1. Expect Miami to make a more conscious effort to defend the 3-point shot in Game 4. The Thunder’s impressive ball movement is what typically gets them so many open 3-pointers, though, so that won’t be easy. Still, don’t think that the Heat don’t realize the facts that have been noted above.

GAME 4 UPDATE: Didn’t really see any changes here, and it ended up not mattering one bit.

2. More Sefalosha & less Fisher. With the foul trouble that Durant has gotten himself into (fairly or unfairly) over the past two games, Brooks would be wise to keep Durant off of LeBron for as long as he can. Doing so likely means more time for both Sefalosha and Harden on James, which should inherently limit Fisher’s minutes.

GAME 4 UPDATE: This was half-right; we saw less of Fisher (22 minutes), but that was due to increased minutes for Durant (46) and Westbrook (45); Sefalosha’s minutes (27) remained the same.
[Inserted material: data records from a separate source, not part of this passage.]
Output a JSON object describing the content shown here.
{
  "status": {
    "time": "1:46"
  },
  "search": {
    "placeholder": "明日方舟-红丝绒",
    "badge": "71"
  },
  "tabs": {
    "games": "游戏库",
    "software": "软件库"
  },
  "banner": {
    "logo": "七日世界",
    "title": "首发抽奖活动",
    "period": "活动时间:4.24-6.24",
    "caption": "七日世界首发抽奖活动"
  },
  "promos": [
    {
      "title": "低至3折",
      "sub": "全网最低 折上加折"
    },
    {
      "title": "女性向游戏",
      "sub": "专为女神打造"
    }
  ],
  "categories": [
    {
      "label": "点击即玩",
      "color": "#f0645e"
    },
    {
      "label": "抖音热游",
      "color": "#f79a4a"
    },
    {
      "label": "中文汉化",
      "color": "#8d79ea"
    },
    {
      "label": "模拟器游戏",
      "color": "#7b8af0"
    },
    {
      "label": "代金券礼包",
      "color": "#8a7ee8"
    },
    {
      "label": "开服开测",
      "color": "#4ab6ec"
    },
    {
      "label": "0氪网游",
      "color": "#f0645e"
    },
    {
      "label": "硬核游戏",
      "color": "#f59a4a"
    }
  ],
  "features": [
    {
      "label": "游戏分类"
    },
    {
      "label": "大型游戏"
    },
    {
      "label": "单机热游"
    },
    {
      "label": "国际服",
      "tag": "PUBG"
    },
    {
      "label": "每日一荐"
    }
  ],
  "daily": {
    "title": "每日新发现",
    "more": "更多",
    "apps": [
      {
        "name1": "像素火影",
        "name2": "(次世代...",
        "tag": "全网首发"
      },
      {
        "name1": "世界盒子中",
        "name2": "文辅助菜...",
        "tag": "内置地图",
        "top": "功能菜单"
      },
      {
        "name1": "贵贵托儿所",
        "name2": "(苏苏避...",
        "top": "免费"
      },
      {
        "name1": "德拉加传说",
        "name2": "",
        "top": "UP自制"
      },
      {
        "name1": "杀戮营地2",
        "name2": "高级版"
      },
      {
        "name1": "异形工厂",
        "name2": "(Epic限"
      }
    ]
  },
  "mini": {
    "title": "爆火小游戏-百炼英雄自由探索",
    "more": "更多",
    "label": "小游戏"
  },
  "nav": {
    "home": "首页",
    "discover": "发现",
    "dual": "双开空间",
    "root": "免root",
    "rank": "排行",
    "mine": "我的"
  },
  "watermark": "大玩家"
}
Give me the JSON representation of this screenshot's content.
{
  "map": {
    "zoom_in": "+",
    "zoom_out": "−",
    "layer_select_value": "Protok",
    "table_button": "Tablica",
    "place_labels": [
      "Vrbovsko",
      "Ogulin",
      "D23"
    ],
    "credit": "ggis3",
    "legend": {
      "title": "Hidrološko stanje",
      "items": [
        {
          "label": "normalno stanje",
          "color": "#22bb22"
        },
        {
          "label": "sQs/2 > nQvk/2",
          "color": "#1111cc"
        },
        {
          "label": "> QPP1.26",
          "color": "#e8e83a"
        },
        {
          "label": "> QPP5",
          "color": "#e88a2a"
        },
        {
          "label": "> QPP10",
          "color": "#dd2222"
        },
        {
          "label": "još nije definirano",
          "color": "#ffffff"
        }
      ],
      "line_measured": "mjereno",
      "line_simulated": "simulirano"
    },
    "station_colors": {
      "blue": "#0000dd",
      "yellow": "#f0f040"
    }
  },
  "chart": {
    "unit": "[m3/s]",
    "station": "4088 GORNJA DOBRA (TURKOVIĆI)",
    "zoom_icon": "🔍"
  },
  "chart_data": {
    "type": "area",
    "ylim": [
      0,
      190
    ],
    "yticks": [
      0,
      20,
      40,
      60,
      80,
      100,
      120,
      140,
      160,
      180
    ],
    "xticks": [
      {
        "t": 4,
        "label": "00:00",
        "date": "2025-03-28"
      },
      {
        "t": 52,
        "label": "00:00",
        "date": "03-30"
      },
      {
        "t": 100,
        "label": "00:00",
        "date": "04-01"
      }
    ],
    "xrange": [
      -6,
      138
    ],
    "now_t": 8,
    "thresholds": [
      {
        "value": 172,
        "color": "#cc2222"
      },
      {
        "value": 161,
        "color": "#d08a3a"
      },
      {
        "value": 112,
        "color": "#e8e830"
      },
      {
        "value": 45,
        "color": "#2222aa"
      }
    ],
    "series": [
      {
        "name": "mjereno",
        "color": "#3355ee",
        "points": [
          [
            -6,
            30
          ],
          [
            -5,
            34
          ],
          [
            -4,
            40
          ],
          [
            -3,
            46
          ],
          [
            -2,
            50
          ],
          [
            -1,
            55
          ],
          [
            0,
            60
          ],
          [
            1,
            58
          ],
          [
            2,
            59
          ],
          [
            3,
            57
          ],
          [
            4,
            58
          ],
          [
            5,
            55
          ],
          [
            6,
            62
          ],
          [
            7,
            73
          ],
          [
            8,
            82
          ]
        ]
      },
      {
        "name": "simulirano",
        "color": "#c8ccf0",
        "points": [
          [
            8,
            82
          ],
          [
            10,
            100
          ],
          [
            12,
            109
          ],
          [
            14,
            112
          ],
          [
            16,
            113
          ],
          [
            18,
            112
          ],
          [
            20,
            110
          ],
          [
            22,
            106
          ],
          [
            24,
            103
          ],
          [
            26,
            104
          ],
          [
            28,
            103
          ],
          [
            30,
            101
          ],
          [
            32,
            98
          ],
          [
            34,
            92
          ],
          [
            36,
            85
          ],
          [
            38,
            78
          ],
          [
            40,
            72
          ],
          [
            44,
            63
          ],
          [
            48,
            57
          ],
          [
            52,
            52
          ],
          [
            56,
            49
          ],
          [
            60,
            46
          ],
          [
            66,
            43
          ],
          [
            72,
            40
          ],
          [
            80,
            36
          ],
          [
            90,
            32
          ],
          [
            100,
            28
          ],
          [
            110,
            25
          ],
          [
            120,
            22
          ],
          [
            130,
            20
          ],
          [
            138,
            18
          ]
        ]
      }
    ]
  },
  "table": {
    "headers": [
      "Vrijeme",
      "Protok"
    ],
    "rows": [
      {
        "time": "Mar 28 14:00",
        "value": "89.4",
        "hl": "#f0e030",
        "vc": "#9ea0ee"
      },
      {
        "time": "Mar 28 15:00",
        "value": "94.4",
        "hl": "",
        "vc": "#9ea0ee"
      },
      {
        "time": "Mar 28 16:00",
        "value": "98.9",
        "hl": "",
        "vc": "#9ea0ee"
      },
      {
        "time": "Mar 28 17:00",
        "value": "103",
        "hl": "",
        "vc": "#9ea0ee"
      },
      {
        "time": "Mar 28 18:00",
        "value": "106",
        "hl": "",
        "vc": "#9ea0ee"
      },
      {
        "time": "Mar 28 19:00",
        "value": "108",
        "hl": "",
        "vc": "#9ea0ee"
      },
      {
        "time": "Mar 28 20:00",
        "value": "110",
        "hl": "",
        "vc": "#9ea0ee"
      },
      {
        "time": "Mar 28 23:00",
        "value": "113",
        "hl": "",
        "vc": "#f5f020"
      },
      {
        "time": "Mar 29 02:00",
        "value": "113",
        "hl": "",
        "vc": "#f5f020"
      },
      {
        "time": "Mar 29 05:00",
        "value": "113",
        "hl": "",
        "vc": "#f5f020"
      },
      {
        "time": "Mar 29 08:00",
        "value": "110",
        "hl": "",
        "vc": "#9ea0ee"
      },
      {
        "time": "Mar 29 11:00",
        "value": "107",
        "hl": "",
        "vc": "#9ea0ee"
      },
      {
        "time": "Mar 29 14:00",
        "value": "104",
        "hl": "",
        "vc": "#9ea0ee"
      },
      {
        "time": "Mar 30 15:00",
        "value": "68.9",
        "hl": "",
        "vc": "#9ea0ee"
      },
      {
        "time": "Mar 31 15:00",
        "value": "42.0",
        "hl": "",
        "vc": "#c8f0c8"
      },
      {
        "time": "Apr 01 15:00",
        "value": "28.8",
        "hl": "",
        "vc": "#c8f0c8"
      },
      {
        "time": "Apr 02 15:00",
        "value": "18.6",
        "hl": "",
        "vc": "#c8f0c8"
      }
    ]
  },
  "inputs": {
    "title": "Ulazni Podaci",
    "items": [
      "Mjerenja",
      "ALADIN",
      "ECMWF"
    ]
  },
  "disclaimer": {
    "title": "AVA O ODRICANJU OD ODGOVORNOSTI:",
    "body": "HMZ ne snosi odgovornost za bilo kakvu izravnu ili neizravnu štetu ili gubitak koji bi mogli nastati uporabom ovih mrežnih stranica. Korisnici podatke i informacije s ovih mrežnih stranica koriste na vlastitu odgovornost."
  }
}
Increased attention to Chris Bosh on the defensive glass. Bosh has collected 11 offensive rebounds over the past two games, an unacceptable amount. If Bosh is able to continue to own the offensive glass, the Thunder will continue to struggle defensively, so expect him to be a major focus as soon as a Miami shot goes up.

GAME 4 UPDATE: Bosh collected four offensive rebounds which turned into four Miami Heat points. Not much of an improvement, but not catastrophic either.